きょう即位の礼??林真理子「雅子さまの肉声メッセージを切に願う」

天皇皇后両陛下 ©JMPA

 令和元年、雅子さまが皇后になられた。 10月22日には、新天皇の即位を国内外に宣言する「即位礼正殿の儀」が行われる。 当時の皇太子殿下と雅子さまが結婚されたのは、平成5年、今から26年前のことだった。皇室を見守ってきた林真理子さんが雅子さまに寄せる思いを綴った。 ※「週刊文春」2019年8月15・22日号より転載

 令和に入ってからというもの、雅子さまのご活躍は本当にめざましい。

 トランプ大統領、マクロン大統領と来賓が続いたが、実にご立派に対応なさっていた。語学力もさることながら、その美しさ、ものごしの気品に、「さすが」と胸を撫でおろした国民も多かったに違いない。

 思い返すと、平成は雅子さまにとっておつらいことが続いた。ご自身の適応障害がなかなか完治せず、ご公務も欠席なさることが増えた。この雅子さまの精神状態に呼応して、愛子さまも落ち着かれなかったようだ。不登校と書きたてられたことは記憶にあたらしい。

 さぞかしご心配であったろう。愛子さまの学校行事についていかれた雅子さまを、

「公用車つらねて」

「ホテルのスイートルームに泊まって」

 とまた週刊誌が書きたてる。中には「異様な母子」という表現を使ったところもある。どうしたら雅子さまが回復なさるのか、皇室はこれからいったいどうなるのかと、識者が論議している中に、ある評論家が、

「皇后になられれば、きっとすべて解決する」

 と書いていて、いくらなんでも楽観視し過ぎると私は思ったものだ。

 ところがどうだろう。皇后になられたとたん、雅子さまは急にいきいきと活躍し始めた。責任感のお強い方であるから、覚悟を決めたこともあるであろうが、笑顔の晴れやかさが違う。負担が大きいと避けられてきたお着物もお召しになられるようになった。

 おそらく、昨年五月の日本赤十字社全国大会において、美智子さまから、

「次はあなたの番ですよ」

 と優しく促されたのがきっかけだったと思う。そしてお出ましになれば、国民からの熱烈歓迎を受ける。もともとイジワルだったのはマスコミだけで、国民の大半は雅子さまのことが大好きであった。ご本人はそのことを確認なさり、さらに自信に繋(つな)がったのであろう。
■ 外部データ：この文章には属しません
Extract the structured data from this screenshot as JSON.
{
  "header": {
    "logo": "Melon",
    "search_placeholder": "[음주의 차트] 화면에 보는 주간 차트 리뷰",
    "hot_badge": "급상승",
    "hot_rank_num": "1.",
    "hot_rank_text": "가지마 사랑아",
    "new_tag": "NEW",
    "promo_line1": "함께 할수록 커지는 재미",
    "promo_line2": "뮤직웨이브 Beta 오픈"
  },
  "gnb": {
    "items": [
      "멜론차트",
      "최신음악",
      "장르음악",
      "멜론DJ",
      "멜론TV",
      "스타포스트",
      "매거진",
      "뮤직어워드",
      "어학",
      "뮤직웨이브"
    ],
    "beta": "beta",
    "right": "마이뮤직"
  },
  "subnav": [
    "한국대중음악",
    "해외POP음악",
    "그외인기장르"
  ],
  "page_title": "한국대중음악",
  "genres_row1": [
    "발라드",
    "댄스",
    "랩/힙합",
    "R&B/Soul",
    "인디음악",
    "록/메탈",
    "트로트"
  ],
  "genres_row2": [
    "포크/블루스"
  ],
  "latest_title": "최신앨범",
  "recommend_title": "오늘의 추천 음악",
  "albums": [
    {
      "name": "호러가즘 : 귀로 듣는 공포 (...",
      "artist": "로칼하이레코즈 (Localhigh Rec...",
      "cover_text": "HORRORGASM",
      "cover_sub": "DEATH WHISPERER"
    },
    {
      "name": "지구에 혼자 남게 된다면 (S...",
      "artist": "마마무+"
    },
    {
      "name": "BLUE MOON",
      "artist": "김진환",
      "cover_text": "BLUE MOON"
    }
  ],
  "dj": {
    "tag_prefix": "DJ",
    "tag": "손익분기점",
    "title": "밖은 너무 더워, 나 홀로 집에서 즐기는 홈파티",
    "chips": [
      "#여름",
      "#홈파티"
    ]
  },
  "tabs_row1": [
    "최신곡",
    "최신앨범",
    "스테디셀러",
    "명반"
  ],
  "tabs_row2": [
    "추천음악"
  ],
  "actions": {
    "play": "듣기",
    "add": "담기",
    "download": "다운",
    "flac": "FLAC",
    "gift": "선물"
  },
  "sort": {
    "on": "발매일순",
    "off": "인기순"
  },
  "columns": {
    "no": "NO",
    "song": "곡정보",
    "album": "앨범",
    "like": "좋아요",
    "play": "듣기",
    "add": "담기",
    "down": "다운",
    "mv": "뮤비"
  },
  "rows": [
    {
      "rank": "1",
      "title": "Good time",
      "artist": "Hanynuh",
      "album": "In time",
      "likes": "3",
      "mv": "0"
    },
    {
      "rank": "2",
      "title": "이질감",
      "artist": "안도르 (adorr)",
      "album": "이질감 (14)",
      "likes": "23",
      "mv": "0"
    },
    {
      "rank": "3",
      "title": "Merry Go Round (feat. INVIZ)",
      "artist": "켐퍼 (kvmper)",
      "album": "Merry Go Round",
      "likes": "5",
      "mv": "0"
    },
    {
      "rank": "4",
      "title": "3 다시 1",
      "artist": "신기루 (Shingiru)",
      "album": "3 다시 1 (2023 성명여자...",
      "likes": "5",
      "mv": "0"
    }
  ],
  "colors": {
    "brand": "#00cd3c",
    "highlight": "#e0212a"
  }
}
 そして雅子さまがお元気になれば、愛子さまも活発になられる。子どもを学習院に通わせている知人も証言していることであるが、成績は抜群、何よりお人柄が素晴らしく学校のアイドルのような存在だというのだ。こうした評判から、いつしか「愛子さま天皇待望論」が起こるようになった。

■私たちは、雅子さまの肉声を聞いていない

 本当に万々歳というところであるが、私はあることに気づいた。これはある週刊誌も指摘していることであるが、私たちは雅子さまの肉声をこの十数年まるで聞いていないのである。愛子さまの誕生記者会見と思うが、

「生まれてきてくれてありがとう」

 と涙ぐんでおられたのが最後であった。

 私たちは国賓に話しかける雅子さまの流ちょうな英語を全く耳にしていない。天皇に話しかけられる時も音声は聞こえてこない。

 どうかご自分の声で、ご自分の考えを私たちに一度お聞かせ願いたいとせつに思う。令和初の十二月のお誕生日会見では、ぜひ皇后になられた抱負をお聞かせいただきたいし、おりに触れての記者会見にもお答えいただきたいものだ。

 それともうひとつ、私が危惧していることがある。天皇ご一家の人気が高まるにつれて、秋篠宮家が非難にさらされるようになっているのだ。眞子さまのご結婚延期がきっかけで、書かれ放題、叩かれ放題である。

「何もここまで……」

 と呆然とするような記事もある。

 いつのまにか紀子さまがヒール役を担わされてまことにお気の毒である。ご婚約の時の、愛くるしく清楚な「紀子ちゃん」を知っている者にとって、昨今の「皇室顔」となられた紀子さまにはあまり親近感がわかない。それでもいつのまにかヒール役を負わされていて、私は憤っているのである。

 皇室に人気者とヒールがいていいはずがない。メンバーの方々がすべて国民から敬愛され、誇りに思われている。この状態が続かなくては、令和の皇室はあやういことになるはずだ。

 どうか雅子さまは秋篠宮家に寄り添ってほしい。公の場で親し気に、紀子さまや眞子さまと話し込む姿を見せてくださるだけで、国民は安心するであろう。そして実際にも相談にのっていただけたらと私は考えるわけだ。

■本を愛された美智子さま

 思い起こすと、いや思い起こさずとも、前の皇后、美智子さまは素晴らしい方であった。女性として人間として、これほど完璧な方は、もはや出てくることはあるまい。なぜなら美智子さまは戦争を体験なさっていたから。身近な方の死や、街の壊滅によって人生観を養(やしな)われた。そして美智子さまは本を愛された。公務を離れたら何をなさりたいですかとの問いに対して、読書をあげられたほどだ。

 雅子さまにも本について語っていただきたいと、物書きの私は心から願う。おそらくたくさんの読書体験がおありだろう。翻訳されていないものでも構わないから、何冊かあげていただきたいものだ。好きな本について知るのは、その人の内面について知ることでもあるので、おさしつかえない程度でいい。日本の皇后は、常に本を愛する方でいていただきたいのだ。

 ところで最新の報道によると、御養蚕所にいらっしゃるのをドタキャンなされたとのこと。お蚕(かいこ)のあの形とにおいは、慣れない方にとってはお嫌かもしれない。これからもさまざまな理不尽で理解しづらいことは山のようにあるはずである。耐えてくださいとは言わない。改革してくださいなどと言えるはずもない。が、変わっていくものは自然と変わっていく、いい時代が来ているはずだ。

 ご病気を克服されて、更にひとつ聡明に強くなられた雅子さまのメッセージを早く聞きたいものだ。